Et si aucun des deux tableaux exposés à la Galleria Sabauda de Turin et au Philadelphia Museum of Art n’était de la main de Van Eyck ? L’intelligence artificielle s’invite à nouveau dans les débats d’attribution. Deux panneaux du XVe siècle quasi identiques représentant Saint François d’Assise recevant les stigmates, traditionnellement attribués à Van Eyck (1390-1441), font débat.
Selon une analyse menée par la société suisse Art Recognition, en collaboration avec l’université de Tilburg (Pays-Bas), aucune des deux œuvres ne présenterait les caractéristiques de la touche du maître flamand. L’algorithme d’IA, entraîné à reconnaître la main de l’artiste à partir de ses coups de pinceau, a conclu que le panneau de Philadelphie est négatif à 91 %, celui de Turin à 86 %.

Jan van Eyck (1390-1441), Saint François recevant les stigmates, c.1428-1432, huile sur panneau, 29,2 x 33,4 cm, version de la galerie Sabauda à Turin.
La méthode utilisée par Art Recognition est désormais connue. Elle repose sur des photographies en ultra-haute résolution, la segmentation en milliers de fragments, l’extraction de caractéristiques récurrentes, puis la comparaison avec un corpus d’œuvres jugées indiscutables. Le même procédé appliqué à un Van Eyck incontesté, Le Portrait des époux Arnolfini de la National Gallery de Londres, donne une probabilité d’authenticité de 89 %.
Ces conclusions viennent conforter une hypothèse déjà formulée par plusieurs historiens de l’art. Till-Holger Borchert, spécialiste allemand de Van Eyck et directeur du Musée Suermondt-Ludwig d’Aix-la-Chapelle, y voit la confirmation d’une hypothèse selon laquelle les deux Saint François d’Assise recevant les stigmates seraient des œuvres d’atelier.
Mais plusieurs historiens de l’art contestent cette approche fondée sur la touche. Maximiliaan Martens, professeur à l’Université de Gand (Belgique), rappelle que Van Eyck n’est pas un peintre de la touche visible. Il est, au contraire, l’artiste qui pousse l’art du glacis et de la superposition translucide vers une surface presque lisse, miroitante, où le geste tend à disparaître. Par ailleurs, seulement une vingtaine de tableaux sont attribués à Van Eyck. Un corpus bien mince pour constituer un jeu de données d’entraînement vraiment fiable pour l’intelligence artificielle.

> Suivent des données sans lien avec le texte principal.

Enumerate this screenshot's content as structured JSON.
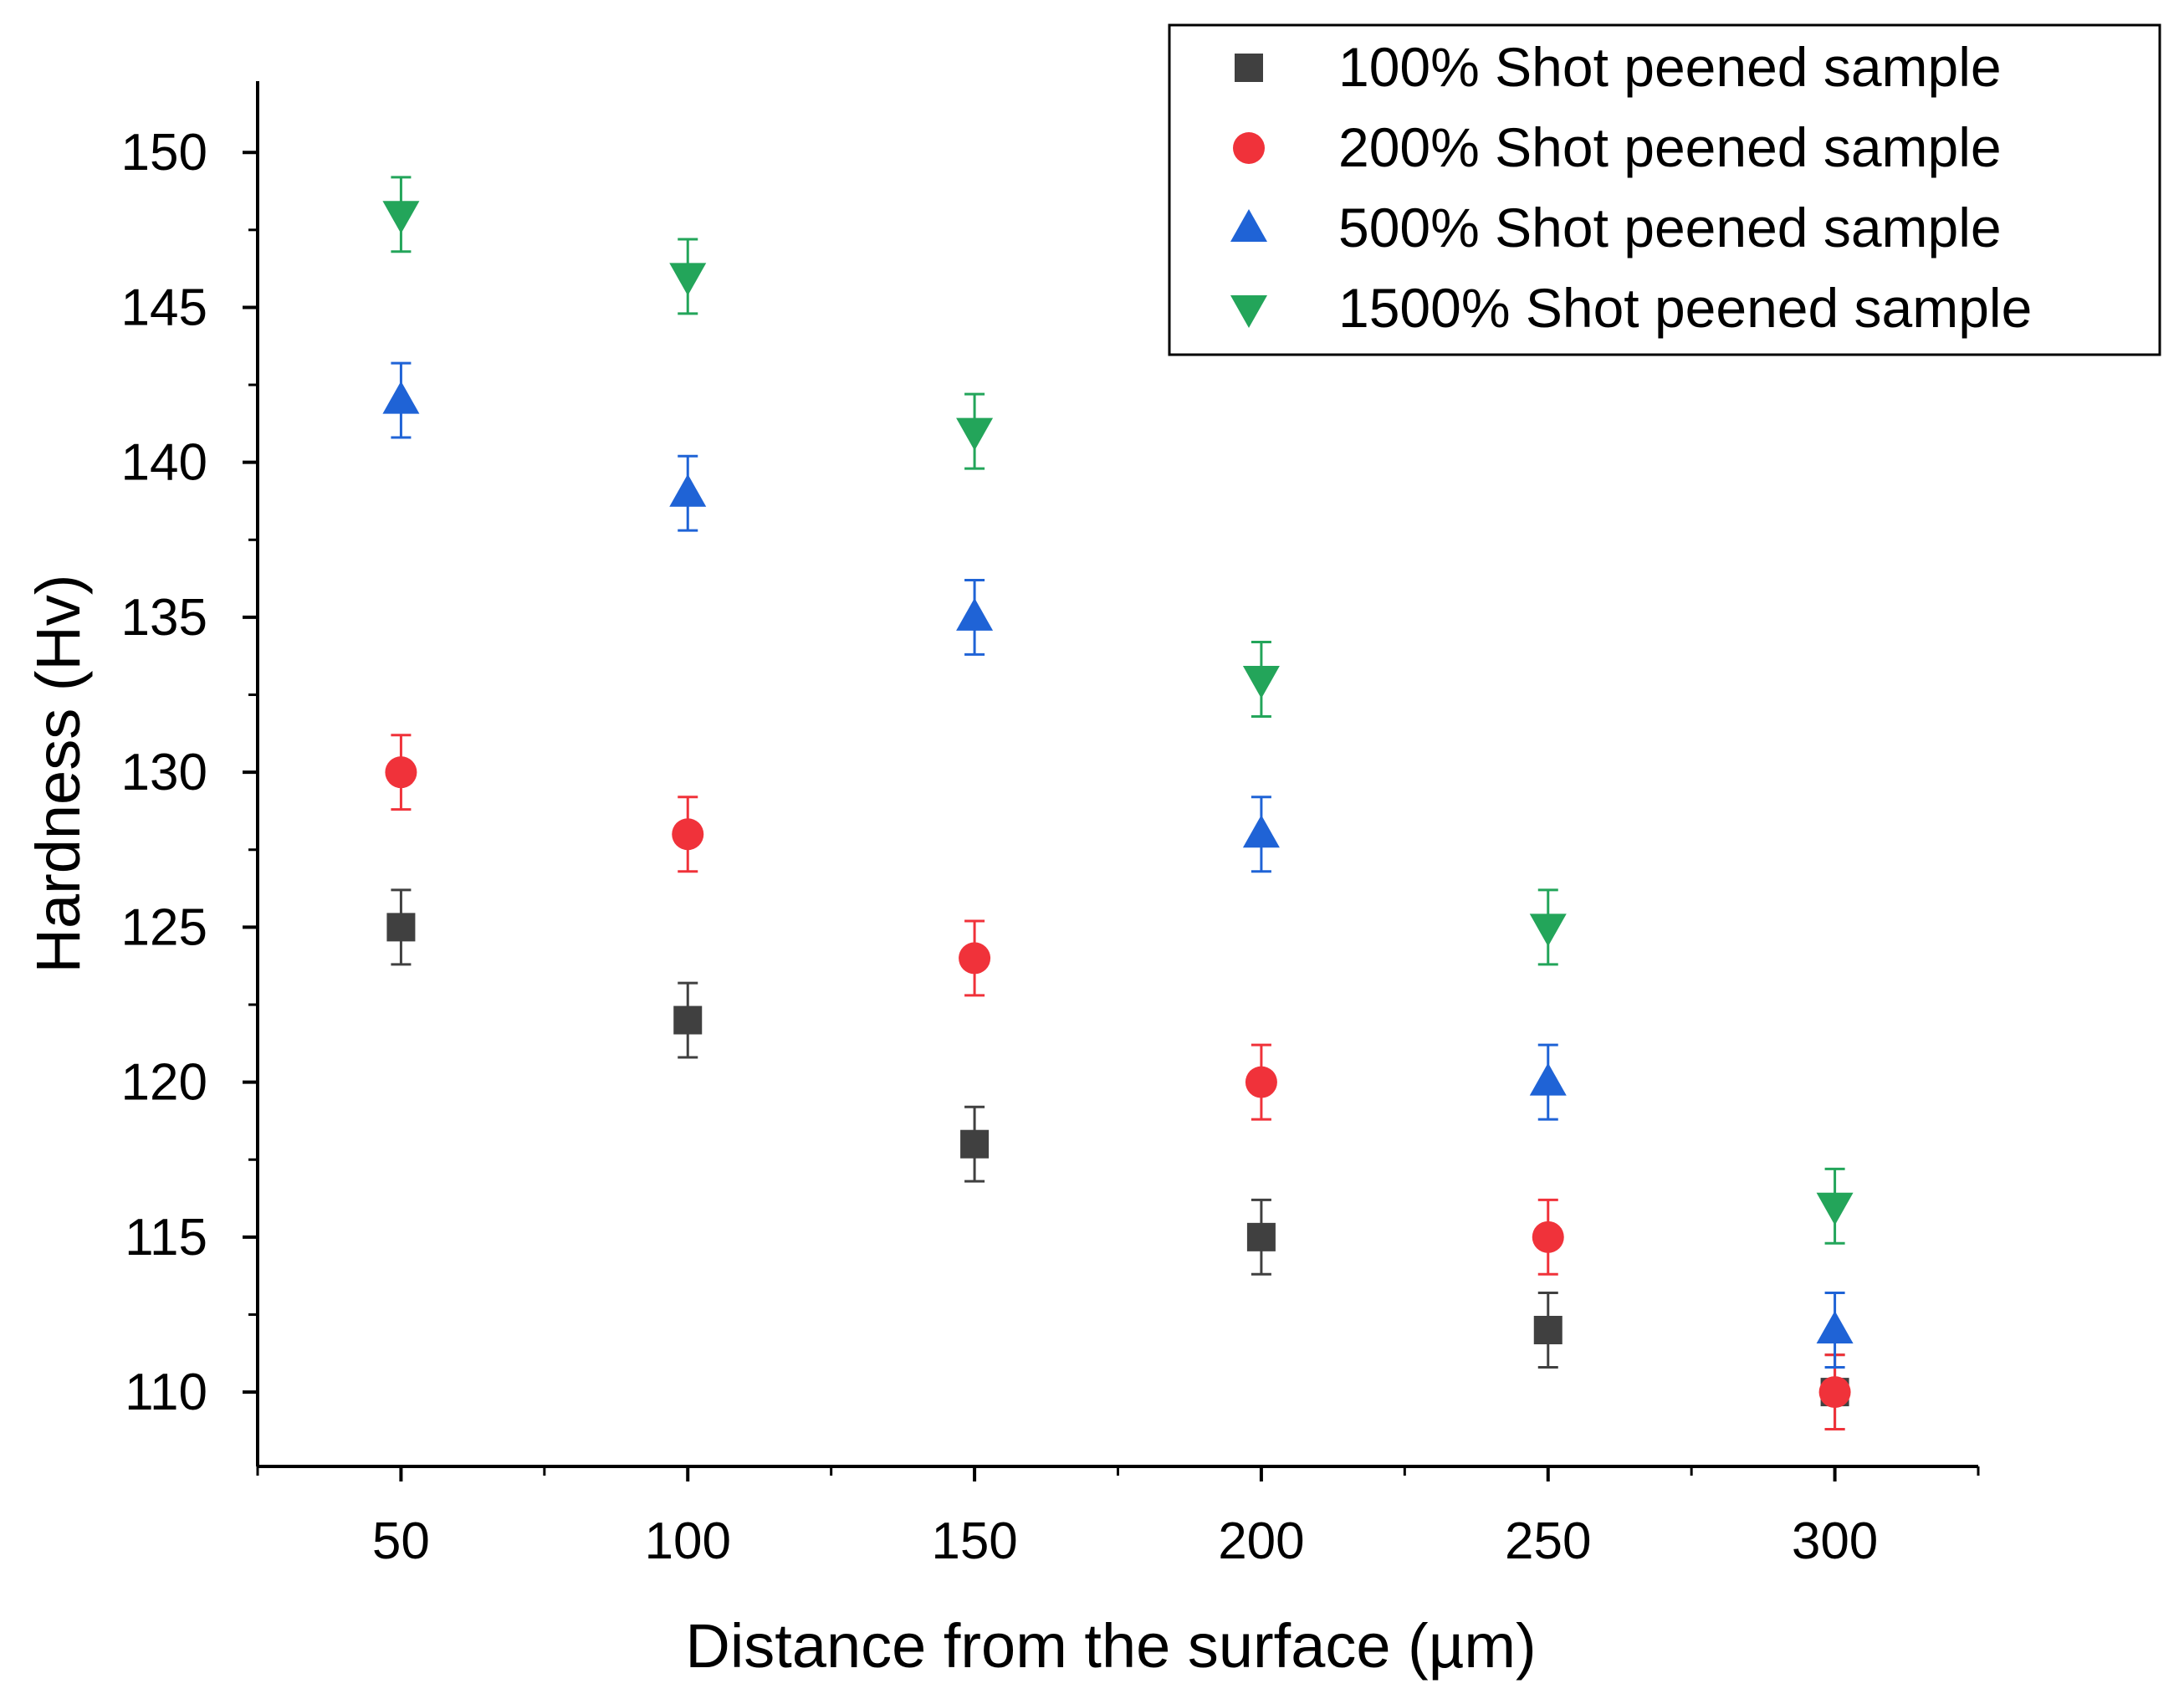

Le professeur gantois pointe également des paramètres matériels ignorés par l’analyse algorithmique. La version de Philadelphie est peinte sur vélin marouflé sur panneau, un choix rare qui modifie la surface et peut affecter les marqueurs visuels utilisés par l’IA. S’ajoutent à cela les vernis oxydés, les craquelures, les retouches, les nettoyages, les restaurations et modifications de réflectance sur près de six siècles. L’IA peut alors confondre style et vieillissement, main et altération.
Ce n’est pas la première fois que les projecteurs sont braqués sur Art Recognition et ses analyses assistées par l’IA. En 2021, la société avait fait sensation en concluant que le célèbre Samson et Dalila de Rubens (1609) conservé à la National Gallery de Londres n’était pas authentique à 91 %. Cette remise en cause avait cependant été rejetée par plusieurs experts.
Malgré ces controverses, la jeune entreprise fondée en 2019 revendique aussi des succès. En 2024, son IA aurait permis d’identifier jusqu’à quarante faux tableaux mis en vente sur eBay, démontrant son utilité pour traquer les contrefaçons sur le marché de l’art en ligne.